10 Grad School Lessons

Ben and I had a really intense end of the semester last May. During the final weeks of the semester, both Ben and I completed our grad school work, I organized our college's board of trustees meeting, Ben closed down his dorm, we traveled to Philly for our graduation, hung out with some great friends, and then got to experience a wonderful and utterly refreshing trip to Florida for some major resting and relaxing.

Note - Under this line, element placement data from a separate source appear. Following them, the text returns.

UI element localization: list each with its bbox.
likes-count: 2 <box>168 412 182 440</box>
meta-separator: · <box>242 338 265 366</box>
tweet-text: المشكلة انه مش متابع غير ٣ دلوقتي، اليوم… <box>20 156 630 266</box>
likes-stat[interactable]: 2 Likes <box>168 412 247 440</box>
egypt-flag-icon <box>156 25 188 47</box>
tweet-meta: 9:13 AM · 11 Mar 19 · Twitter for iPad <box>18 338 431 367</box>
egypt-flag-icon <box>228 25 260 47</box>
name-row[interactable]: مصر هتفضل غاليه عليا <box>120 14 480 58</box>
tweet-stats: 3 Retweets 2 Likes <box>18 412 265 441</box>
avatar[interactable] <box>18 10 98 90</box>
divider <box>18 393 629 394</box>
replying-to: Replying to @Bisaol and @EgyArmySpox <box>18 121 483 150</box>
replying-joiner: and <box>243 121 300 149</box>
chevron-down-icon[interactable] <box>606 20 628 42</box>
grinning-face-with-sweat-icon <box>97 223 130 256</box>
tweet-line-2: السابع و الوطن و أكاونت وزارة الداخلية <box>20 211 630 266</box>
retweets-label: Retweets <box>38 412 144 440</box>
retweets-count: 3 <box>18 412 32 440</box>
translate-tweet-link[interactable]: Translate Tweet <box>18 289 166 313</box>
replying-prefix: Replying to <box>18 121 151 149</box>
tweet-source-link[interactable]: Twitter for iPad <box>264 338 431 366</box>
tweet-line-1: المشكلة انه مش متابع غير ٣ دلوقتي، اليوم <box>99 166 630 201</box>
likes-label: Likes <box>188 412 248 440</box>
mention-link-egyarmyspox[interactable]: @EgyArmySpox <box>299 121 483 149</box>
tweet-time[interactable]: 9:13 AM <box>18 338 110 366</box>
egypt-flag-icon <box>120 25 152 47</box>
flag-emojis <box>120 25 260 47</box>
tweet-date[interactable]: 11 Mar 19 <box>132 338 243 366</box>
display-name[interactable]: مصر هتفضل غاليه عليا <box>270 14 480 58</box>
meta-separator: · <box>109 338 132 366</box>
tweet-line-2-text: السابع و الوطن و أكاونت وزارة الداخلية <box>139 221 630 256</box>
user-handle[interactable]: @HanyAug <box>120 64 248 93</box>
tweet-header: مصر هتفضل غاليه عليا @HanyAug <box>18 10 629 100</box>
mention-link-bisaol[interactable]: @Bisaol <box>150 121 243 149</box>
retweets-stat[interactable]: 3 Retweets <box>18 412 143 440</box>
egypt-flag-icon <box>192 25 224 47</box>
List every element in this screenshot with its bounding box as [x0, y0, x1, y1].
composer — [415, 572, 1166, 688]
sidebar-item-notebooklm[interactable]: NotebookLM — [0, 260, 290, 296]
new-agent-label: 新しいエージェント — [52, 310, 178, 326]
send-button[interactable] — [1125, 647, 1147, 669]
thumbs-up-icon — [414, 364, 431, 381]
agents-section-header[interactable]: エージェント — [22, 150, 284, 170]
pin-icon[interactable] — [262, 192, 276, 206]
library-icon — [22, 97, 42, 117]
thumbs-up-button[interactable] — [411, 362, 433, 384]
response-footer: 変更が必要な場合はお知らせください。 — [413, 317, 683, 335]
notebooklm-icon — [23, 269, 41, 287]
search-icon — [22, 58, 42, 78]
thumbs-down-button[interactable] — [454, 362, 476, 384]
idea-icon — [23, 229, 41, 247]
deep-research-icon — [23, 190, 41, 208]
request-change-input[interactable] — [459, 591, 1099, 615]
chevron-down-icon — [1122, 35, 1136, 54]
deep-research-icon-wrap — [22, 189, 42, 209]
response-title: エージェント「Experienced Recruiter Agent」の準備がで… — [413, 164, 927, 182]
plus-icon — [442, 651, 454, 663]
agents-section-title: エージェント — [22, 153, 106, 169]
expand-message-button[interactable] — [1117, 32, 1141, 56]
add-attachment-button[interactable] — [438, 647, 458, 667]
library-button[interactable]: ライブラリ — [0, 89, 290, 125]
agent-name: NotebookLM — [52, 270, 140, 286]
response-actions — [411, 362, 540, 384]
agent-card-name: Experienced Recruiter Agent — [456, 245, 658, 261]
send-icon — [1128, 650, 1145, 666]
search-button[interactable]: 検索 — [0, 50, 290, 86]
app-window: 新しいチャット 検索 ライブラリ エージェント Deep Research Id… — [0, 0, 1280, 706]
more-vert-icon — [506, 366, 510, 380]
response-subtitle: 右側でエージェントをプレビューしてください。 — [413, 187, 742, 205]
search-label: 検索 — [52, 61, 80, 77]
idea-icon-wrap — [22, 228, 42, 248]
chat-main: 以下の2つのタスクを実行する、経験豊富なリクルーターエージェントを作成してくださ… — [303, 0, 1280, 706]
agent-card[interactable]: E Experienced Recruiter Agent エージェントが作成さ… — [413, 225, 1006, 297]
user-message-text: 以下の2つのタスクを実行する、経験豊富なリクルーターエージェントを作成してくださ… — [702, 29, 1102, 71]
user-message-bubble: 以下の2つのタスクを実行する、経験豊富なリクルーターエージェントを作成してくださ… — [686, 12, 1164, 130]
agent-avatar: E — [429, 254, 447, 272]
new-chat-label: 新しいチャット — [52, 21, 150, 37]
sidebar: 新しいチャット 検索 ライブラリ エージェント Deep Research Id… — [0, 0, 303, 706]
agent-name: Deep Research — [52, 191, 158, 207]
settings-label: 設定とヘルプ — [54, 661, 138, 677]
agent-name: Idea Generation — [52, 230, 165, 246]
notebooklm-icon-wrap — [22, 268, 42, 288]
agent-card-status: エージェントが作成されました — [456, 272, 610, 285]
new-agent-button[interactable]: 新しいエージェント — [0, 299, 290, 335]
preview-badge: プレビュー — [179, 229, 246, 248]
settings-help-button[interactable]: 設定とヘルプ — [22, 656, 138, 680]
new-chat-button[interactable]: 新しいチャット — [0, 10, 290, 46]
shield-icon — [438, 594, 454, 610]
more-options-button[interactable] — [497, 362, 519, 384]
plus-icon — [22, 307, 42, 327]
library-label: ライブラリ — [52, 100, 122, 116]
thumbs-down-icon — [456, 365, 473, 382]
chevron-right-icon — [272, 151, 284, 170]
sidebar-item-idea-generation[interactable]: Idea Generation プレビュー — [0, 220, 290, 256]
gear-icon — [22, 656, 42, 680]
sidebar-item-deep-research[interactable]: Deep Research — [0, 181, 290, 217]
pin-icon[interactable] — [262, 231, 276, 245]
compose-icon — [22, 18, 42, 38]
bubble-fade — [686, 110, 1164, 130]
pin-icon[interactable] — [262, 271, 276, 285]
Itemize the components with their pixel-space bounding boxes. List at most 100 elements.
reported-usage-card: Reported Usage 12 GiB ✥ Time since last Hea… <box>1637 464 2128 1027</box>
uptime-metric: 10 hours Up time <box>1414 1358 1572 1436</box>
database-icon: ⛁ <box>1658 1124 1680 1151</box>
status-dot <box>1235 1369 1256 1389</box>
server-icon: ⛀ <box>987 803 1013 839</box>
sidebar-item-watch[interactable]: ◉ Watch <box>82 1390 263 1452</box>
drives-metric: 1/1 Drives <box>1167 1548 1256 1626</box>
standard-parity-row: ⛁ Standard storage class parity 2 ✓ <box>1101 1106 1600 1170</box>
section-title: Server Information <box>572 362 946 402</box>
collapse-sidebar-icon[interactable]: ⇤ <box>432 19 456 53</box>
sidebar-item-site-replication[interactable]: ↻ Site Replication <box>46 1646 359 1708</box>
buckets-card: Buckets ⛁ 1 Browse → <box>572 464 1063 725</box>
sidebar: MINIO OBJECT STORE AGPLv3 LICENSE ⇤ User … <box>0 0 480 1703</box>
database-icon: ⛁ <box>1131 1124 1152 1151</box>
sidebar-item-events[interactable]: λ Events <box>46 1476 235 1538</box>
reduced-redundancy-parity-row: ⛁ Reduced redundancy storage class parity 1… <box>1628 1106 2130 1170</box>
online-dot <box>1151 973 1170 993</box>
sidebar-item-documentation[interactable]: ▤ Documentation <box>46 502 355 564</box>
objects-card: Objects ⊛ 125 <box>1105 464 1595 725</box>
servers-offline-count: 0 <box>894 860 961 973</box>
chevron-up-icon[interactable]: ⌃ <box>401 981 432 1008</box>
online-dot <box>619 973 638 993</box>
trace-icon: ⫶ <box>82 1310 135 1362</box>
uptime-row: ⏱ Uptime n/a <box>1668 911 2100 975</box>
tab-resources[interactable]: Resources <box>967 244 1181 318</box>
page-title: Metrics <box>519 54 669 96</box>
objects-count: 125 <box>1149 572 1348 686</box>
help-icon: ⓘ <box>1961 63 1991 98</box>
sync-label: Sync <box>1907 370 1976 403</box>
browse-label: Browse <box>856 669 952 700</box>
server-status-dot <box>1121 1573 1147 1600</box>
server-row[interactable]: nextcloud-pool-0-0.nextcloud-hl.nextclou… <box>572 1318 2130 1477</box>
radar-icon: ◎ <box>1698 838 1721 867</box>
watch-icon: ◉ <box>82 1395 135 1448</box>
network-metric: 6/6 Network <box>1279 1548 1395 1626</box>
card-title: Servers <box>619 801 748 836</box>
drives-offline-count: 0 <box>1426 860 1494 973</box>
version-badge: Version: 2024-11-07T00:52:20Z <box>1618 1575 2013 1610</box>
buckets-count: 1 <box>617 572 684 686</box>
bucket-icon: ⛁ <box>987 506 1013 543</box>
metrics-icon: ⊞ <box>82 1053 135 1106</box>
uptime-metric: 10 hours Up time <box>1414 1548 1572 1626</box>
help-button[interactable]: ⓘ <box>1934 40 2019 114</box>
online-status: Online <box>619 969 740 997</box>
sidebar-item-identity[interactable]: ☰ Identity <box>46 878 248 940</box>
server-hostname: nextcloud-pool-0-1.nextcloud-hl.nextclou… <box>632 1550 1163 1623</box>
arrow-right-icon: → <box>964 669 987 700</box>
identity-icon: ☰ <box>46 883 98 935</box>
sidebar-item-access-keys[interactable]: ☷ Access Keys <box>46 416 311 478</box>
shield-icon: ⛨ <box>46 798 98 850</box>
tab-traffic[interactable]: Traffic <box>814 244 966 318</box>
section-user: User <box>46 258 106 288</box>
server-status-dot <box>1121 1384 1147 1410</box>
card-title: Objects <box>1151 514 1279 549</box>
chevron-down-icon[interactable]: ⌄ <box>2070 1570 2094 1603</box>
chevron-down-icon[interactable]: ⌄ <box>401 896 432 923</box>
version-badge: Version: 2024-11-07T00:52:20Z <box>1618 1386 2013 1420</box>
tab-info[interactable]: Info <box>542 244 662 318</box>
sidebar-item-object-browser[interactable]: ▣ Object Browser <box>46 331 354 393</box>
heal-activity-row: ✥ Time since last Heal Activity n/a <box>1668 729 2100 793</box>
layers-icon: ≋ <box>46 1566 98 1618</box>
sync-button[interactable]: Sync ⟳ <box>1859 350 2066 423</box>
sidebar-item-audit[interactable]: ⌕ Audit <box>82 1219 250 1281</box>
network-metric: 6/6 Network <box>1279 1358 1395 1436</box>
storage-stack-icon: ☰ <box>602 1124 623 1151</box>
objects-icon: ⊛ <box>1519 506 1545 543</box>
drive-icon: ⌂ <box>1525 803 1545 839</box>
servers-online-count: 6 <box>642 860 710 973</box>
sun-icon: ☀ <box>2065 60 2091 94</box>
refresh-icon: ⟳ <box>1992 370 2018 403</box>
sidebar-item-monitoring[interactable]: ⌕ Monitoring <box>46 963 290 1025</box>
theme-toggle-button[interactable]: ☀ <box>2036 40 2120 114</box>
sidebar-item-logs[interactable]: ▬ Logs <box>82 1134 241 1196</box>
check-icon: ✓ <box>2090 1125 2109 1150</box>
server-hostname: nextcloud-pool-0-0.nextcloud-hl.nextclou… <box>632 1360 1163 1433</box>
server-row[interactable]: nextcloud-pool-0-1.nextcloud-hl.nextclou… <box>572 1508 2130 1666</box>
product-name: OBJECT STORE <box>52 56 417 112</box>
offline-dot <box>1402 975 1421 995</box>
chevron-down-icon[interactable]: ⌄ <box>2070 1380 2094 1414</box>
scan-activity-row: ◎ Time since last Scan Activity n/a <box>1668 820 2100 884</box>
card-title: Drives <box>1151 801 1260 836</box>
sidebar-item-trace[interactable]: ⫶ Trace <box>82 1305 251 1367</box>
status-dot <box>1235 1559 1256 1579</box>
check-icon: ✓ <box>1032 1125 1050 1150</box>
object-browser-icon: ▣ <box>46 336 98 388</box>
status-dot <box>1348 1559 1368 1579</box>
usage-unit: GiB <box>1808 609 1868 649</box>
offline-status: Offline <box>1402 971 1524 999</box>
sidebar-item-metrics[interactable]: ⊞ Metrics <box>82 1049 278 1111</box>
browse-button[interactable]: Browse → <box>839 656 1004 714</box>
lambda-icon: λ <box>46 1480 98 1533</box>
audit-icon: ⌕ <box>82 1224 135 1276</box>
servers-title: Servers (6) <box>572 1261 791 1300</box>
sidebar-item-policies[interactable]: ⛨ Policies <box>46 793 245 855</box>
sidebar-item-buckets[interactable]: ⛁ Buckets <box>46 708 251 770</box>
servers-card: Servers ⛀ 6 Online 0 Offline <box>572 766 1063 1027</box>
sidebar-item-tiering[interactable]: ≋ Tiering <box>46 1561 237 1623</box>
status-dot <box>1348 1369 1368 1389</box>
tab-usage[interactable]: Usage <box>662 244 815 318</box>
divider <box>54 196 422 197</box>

I thought I would take this time to share some of our lessons on graduate school:
  1. The first lesson is know that you will eventually want to read a book again. It took a few months for me, but Ben was immediately drawn into some great books that we had put in our "read after grad school" pile. 
  2. Graduate school is hard. It is intense, overwhelming, encouraging, exciting, fulfilling, draining, etc. But at the end of the day, those two pieces of paper are something that you can smile at and be proud of. For those in the thick of it, all I can say is persevere. 
  3. Working on master's degrees at the same time as my spouse was intensely tough. The divorce rate for people getting their masters and doctorate degrees is insanely high. It was not easy. We both were stressed and overwhelmed and never felt like doing housework. We operated for two years in our shadow modes and well, that ain't pretty. (For those of you unaware of what a "shadow" is, stay tuned to an upcoming blog post about personality types). Benefit to you both completing yours masters is that you each get to be called "Master Swihart" around the house and that is pretty great.  
  4. If you have the opportunity to partake in a cohort based, residency program, we highly recommend it! We have made some solid, lasting friendship during our three weeks each of the two summers we spent in Uganda. I tried a limited residency in the US and while those friendship were great, they were not as strong as two solid years of working through the program together. 
  5. Know that the pursuit of His work brings forth great blessings. The abundance of support and knowledge that we experienced was life changing. 
  6. That being said, no, not everyone knew what it was like to balance work, being newlyweds, new jobs, full-time school, family, friends, etc. We heard the lines of "we miss you. Why aren't you guys ever around?" which I don't think our friends ever meant harm by saying, but it was tough not to feel guilty. We dearly wanted to hang out on the weekends, go out for dinner, have late night convos, but we honestly didn't have the strength. Not that school consumed us 24/7, but just the thought of our 25 page papers looming over our heads made life exhausting. We had to cut some things out of our lives in order to manage this short season of our lives, and after God, each other, and our work, our lives didn't have much energy left to give. 
  7. You learn a lot about yourself in graduate school. For me, the course I was most afraid of taking (applied research and evaluation) was one that became one of my favorite. And coincidentally the one I was most excited to take, and part of the reason for switching to the Africa co-hort (advocacy and human rights) was not one of my favorites. Don't let your expectations get the best of you.
  8. Build relationships with your professors and classmates from the start. The support of your peers is like nothing else. No one knows where you are in the process like your classmates. They all understand your hatred of numbers during your practical finance management class and are there to talk you through it. They are the ones who can explain the confusing assignments, or better yet, vent with you on the unclear instructions that sometimes occur because of the online learning format where you have to converse questions over email not in person.  
  9. A few months after you complete your degree, you may miss the intellectual conversations, books, challenging papers, etc. This is entirely normal and frankly, the sign that you did grad school the right way. If you reach this stage, connect with your fellow masters on Facebook or email chains. You can have a bond with these people for the rest of your lives, but it takes work. Send them encouraging TED talks, share troublesome areas, give them a chance to read a proposal your wrote. Give them a chance to get back "into" the knowledge fest and I am sure they will do the same for you. 
  10. Be sure to save up money to take breaks and quiet vacations. It is hard to do knowing that your student loans are piling up, but we found it helpful to have a fun activity to look forward to at the end of an eight week class. 
Overall, grad school is what you make it. And despite how it feels in the thick of it, time passes by so quickly. Savor it. Learn from it. Leave stronger and wiser.

1 comment:

  1. I am digging your blogging. :) Sorry I missed you kids today. Thanks for loving on my family (and for always wanting to grow and learn and make a difference)!